If you are pregnant and don't have insurance, you may be eligible for free or discounted prenatal care from the government or a non-profit such as Planned Parenthood. To find out what is available in your area, call 1-800-311-BABY (2229), a toll-free number that will connect you to your local health department. As for the cost of childbirth itself, you can apply for financial assistance as you would for other medical procedures if you're uninsured.

For physical therapy or other ongoing medical care.

If you're rehabbing from an injury, are receiving ongoing cancer treatment, or are in another medical situation causing regular appointments to fill up your calendar, Lande recommends seeing if you can receive your treatment at a hospital rather than a freestanding clinic. The reason for this is that it will be easier to fold the financial assistance for ongoing treatment into a plan you have already established with the hospital at which you're likely receiving other care, she says. Otherwise, you'll have to apply for financial assistance with the freestanding clinic in addition to the hospital. FTR, obtaining financial assistance at a hospital and a separate clinic can be done, but it's just an extra step, says Lande. And again, use your medical insurance website to search for care that is in-network.

If you have cancer or another chronic condition, you can also reach out to organizations that are specific to your diagnosis and offer financial assistance for medical bills and costs related to treatment, Lande recommends. For example, the Leukemia & Lymphoma Society offers financial aid to help with insurance premiums and co-pays for prescription drugs, tests, and more for individuals with blood cancer. Most importantly, "plan ahead as much as possible and get someone to help you navigate the costs," adds Donovan. "If you have cancer or another chronic condition, you are likely going to be tired, and trying to deal with medical bills on top of how you will be feeling is going to be a lot to handle." If there isn't a loved one in your life who can help you navigate your bills, ask your medical provider about working with a patient advocate who can help with medical billing and insurance issues.

Additionally, some medical providers will offer a discount if you're able to pay for a portion of your ongoing appointments upfront, says Donovan. All of the options explained before — including applying for financial assistance and seeking outside help — apply here, too, even if you are uninsured.

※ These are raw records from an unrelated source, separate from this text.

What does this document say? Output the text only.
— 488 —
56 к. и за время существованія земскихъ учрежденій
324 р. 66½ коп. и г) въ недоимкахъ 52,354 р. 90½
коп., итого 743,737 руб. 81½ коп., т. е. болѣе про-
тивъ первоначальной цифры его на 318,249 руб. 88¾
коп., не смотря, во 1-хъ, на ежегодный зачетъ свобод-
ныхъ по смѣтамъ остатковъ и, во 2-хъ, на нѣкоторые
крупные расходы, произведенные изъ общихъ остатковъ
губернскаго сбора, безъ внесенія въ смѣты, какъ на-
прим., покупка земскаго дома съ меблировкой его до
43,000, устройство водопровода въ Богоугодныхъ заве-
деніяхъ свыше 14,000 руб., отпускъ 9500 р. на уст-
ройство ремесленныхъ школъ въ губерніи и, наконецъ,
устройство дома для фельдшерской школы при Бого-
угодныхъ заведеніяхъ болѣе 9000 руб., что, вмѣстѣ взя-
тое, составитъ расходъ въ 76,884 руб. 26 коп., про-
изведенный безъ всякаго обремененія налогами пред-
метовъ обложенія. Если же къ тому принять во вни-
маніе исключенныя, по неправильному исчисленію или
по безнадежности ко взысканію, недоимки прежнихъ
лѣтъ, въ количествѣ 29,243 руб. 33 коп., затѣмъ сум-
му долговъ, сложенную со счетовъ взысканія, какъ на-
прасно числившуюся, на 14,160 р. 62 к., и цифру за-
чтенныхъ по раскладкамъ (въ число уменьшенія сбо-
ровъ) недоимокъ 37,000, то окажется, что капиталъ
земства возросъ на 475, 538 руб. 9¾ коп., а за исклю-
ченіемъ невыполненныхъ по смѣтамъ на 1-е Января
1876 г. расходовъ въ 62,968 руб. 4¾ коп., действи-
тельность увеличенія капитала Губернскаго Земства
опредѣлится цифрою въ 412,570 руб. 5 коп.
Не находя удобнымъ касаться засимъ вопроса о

For mental health services.

If you want to start therapy or pick it back up but are worried about the price tag, Lande suggests using your medical insurance's website to search for an in-network therapist. If you still can't afford the cost of therapy, consider seeking out non-profits that help cover the costs, such as American Psychoanalytic Association and Mental Health America. If you are on Medicaid, your insurance covers therapy — so long as you have a diagnosis and a medical prescription for a certain type of therapy, which your primary care doctor can provide. Another option: Sign up for virtual therapy appointments, which are often less expensive than in-person appointments, says Lande, and many organizations and companies offer these services to uninsured individuals. Regardless of insurance status, you can also look into providers who offer sliding-scale payment options, as the price of the services you're seeking may be reduced depending on your income.

There's no getting around the fact that health care in the U.S. is expensive. But no matter what you need medical care for, you shouldn't let the potential costs stop you from seeking the help you need.